Friday, August 30, 2013

Imago

You have relied on yourself to find your mates and partners.  The days of arranged marriages etc are over.  We take what we get or so we think.  There is a place deep inside each of us that wants to guide you in your search for the ideal mate, someone who will both resemble your caretakers and compensate for the repressed parts of yourself.  You … like every one else has relied on self and the thought of freedom of choice to handle this aspect or better said relied on an unconscious image of the ... opposite sex or the ideal work mate or ... something you had been forming since birth.  This is called the Imago ... Latin term for 'image.'
The Concept of the Imago: It is for all practical purposes, a composite picture of the people who influenced you most strongly at an early age.  This may have been your mother and father, siblings, or maybe a babysitter or close relative.
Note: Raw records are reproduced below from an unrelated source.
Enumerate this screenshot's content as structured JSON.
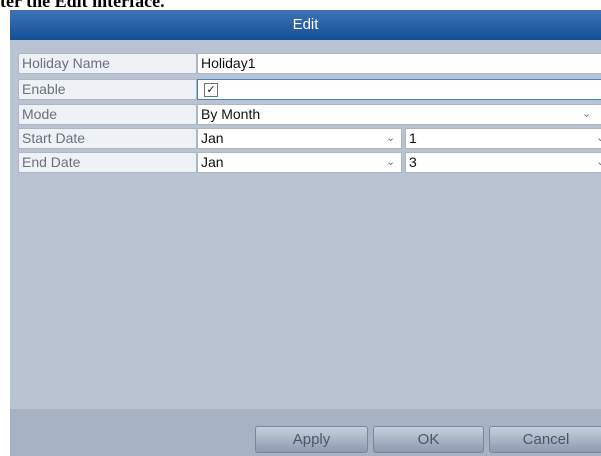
{
  "caption": "ter the Edit interface.",
  "dialog": {
    "title": "Edit",
    "fields": {
      "holiday_name": {
        "label": "Holiday Name",
        "value": "Holiday1"
      },
      "enable": {
        "label": "Enable",
        "checked": true,
        "check_glyph": "✓"
      },
      "mode": {
        "label": "Mode",
        "value": "By Month"
      },
      "start_date": {
        "label": "Start Date",
        "month": "Jan",
        "day": "1"
      },
      "end_date": {
        "label": "End Date",
        "month": "Jan",
        "day": "3"
      }
    },
    "chevron_glyph": "⌄",
    "buttons": {
      "apply": "Apply",
      "ok": "OK",
      "cancel": "Cancel"
    }
  },
  "colors": {
    "titlebar": "#144f95",
    "panel": "#b9c3d2",
    "focus_border": "#3f86c8"
  }
}
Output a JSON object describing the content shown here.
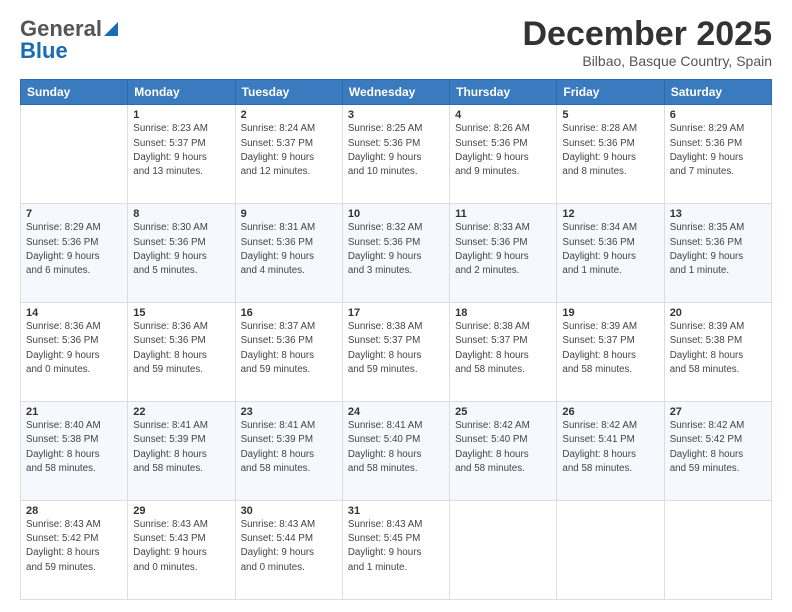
{
  "header": {
    "logo_general": "General",
    "logo_blue": "Blue",
    "month_title": "December 2025",
    "location": "Bilbao, Basque Country, Spain"
  },
  "weekdays": [
    "Sunday",
    "Monday",
    "Tuesday",
    "Wednesday",
    "Thursday",
    "Friday",
    "Saturday"
  ],
  "weeks": [
    [
      {
        "day": "",
        "info": ""
      },
      {
        "day": "1",
        "info": "Sunrise: 8:23 AM\nSunset: 5:37 PM\nDaylight: 9 hours\nand 13 minutes."
      },
      {
        "day": "2",
        "info": "Sunrise: 8:24 AM\nSunset: 5:37 PM\nDaylight: 9 hours\nand 12 minutes."
      },
      {
        "day": "3",
        "info": "Sunrise: 8:25 AM\nSunset: 5:36 PM\nDaylight: 9 hours\nand 10 minutes."
      },
      {
        "day": "4",
        "info": "Sunrise: 8:26 AM\nSunset: 5:36 PM\nDaylight: 9 hours\nand 9 minutes."
      },
      {
        "day": "5",
        "info": "Sunrise: 8:28 AM\nSunset: 5:36 PM\nDaylight: 9 hours\nand 8 minutes."
      },
      {
        "day": "6",
        "info": "Sunrise: 8:29 AM\nSunset: 5:36 PM\nDaylight: 9 hours\nand 7 minutes."
      }
    ],
    [
      {
        "day": "7",
        "info": "Sunrise: 8:29 AM\nSunset: 5:36 PM\nDaylight: 9 hours\nand 6 minutes."
      },
      {
        "day": "8",
        "info": "Sunrise: 8:30 AM\nSunset: 5:36 PM\nDaylight: 9 hours\nand 5 minutes."
      },
      {
        "day": "9",
        "info": "Sunrise: 8:31 AM\nSunset: 5:36 PM\nDaylight: 9 hours\nand 4 minutes."
      },
      {
        "day": "10",
        "info": "Sunrise: 8:32 AM\nSunset: 5:36 PM\nDaylight: 9 hours\nand 3 minutes."
      },
      {
        "day": "11",
        "info": "Sunrise: 8:33 AM\nSunset: 5:36 PM\nDaylight: 9 hours\nand 2 minutes."
      },
      {
        "day": "12",
        "info": "Sunrise: 8:34 AM\nSunset: 5:36 PM\nDaylight: 9 hours\nand 1 minute."
      },
      {
        "day": "13",
        "info": "Sunrise: 8:35 AM\nSunset: 5:36 PM\nDaylight: 9 hours\nand 1 minute."
      }
    ],
    [
      {
        "day": "14",
        "info": "Sunrise: 8:36 AM\nSunset: 5:36 PM\nDaylight: 9 hours\nand 0 minutes."
      },
      {
        "day": "15",
        "info": "Sunrise: 8:36 AM\nSunset: 5:36 PM\nDaylight: 8 hours\nand 59 minutes."
      },
      {
        "day": "16",
        "info": "Sunrise: 8:37 AM\nSunset: 5:36 PM\nDaylight: 8 hours\nand 59 minutes."
      },
      {
        "day": "17",
        "info": "Sunrise: 8:38 AM\nSunset: 5:37 PM\nDaylight: 8 hours\nand 59 minutes."
      },
      {
        "day": "18",
        "info": "Sunrise: 8:38 AM\nSunset: 5:37 PM\nDaylight: 8 hours\nand 58 minutes."
      },
      {
        "day": "19",
        "info": "Sunrise: 8:39 AM\nSunset: 5:37 PM\nDaylight: 8 hours\nand 58 minutes."
      },
      {
        "day": "20",
        "info": "Sunrise: 8:39 AM\nSunset: 5:38 PM\nDaylight: 8 hours\nand 58 minutes."
      }
    ],
    [
      {
        "day": "21",
        "info": "Sunrise: 8:40 AM\nSunset: 5:38 PM\nDaylight: 8 hours\nand 58 minutes."
      },
      {
        "day": "22",
        "info": "Sunrise: 8:41 AM\nSunset: 5:39 PM\nDaylight: 8 hours\nand 58 minutes."
      },
      {
        "day": "23",
        "info": "Sunrise: 8:41 AM\nSunset: 5:39 PM\nDaylight: 8 hours\nand 58 minutes."
      },
      {
        "day": "24",
        "info": "Sunrise: 8:41 AM\nSunset: 5:40 PM\nDaylight: 8 hours\nand 58 minutes."
      },
      {
        "day": "25",
        "info": "Sunrise: 8:42 AM\nSunset: 5:40 PM\nDaylight: 8 hours\nand 58 minutes."
      },
      {
        "day": "26",
        "info": "Sunrise: 8:42 AM\nSunset: 5:41 PM\nDaylight: 8 hours\nand 58 minutes."
      },
      {
        "day": "27",
        "info": "Sunrise: 8:42 AM\nSunset: 5:42 PM\nDaylight: 8 hours\nand 59 minutes."
      }
    ],
    [
      {
        "day": "28",
        "info": "Sunrise: 8:43 AM\nSunset: 5:42 PM\nDaylight: 8 hours\nand 59 minutes."
      },
      {
        "day": "29",
        "info": "Sunrise: 8:43 AM\nSunset: 5:43 PM\nDaylight: 9 hours\nand 0 minutes."
      },
      {
        "day": "30",
        "info": "Sunrise: 8:43 AM\nSunset: 5:44 PM\nDaylight: 9 hours\nand 0 minutes."
      },
      {
        "day": "31",
        "info": "Sunrise: 8:43 AM\nSunset: 5:45 PM\nDaylight: 9 hours\nand 1 minute."
      },
      {
        "day": "",
        "info": ""
      },
      {
        "day": "",
        "info": ""
      },
      {
        "day": "",
        "info": ""
      }
    ]
  ]
}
But whoever they were, they were, a part of your experience and your brain recorded everything about them … the sound of their voices, the amount of time they took to answer your cries, the colour of their skin when they got angry, the way they smiled when they were happy, the set of their shoulders, the way they moved their bodies, their characteristic moods, their talents and interests.  Along with these impressions your brain recorded all your significant interactions with them.  Here is the important part … your brain didn't interpret this data; it simply etched them onto a template.
It may seem improbable that you have such a detailed record of your caretakers somewhere inside your head when you have only a dim recollection of those early years.  In fact, many people have a hard time remembering anything that happened to them before the age of five or six … even dramatic events that should have made a deep impression. 
At this point in our discussion of partnering, we have a more complete understanding of the mystery of attraction.  To the biological theory and the exchange theory and the persona theory and family systems dynamics I have added the idea of the unconscious search for a person who matches our imago. 
Our motivation for seeking an Imago Match is our urgent desire to heal childhood wounds.

 We also have new insight into conflict: if the primary reason we select our mates is that they resemble our caretakers, it is inevitable that they are going to reinjure some very sensitive wounds.  When we sink into this quag­mire of pain and confusion called "the power struggle."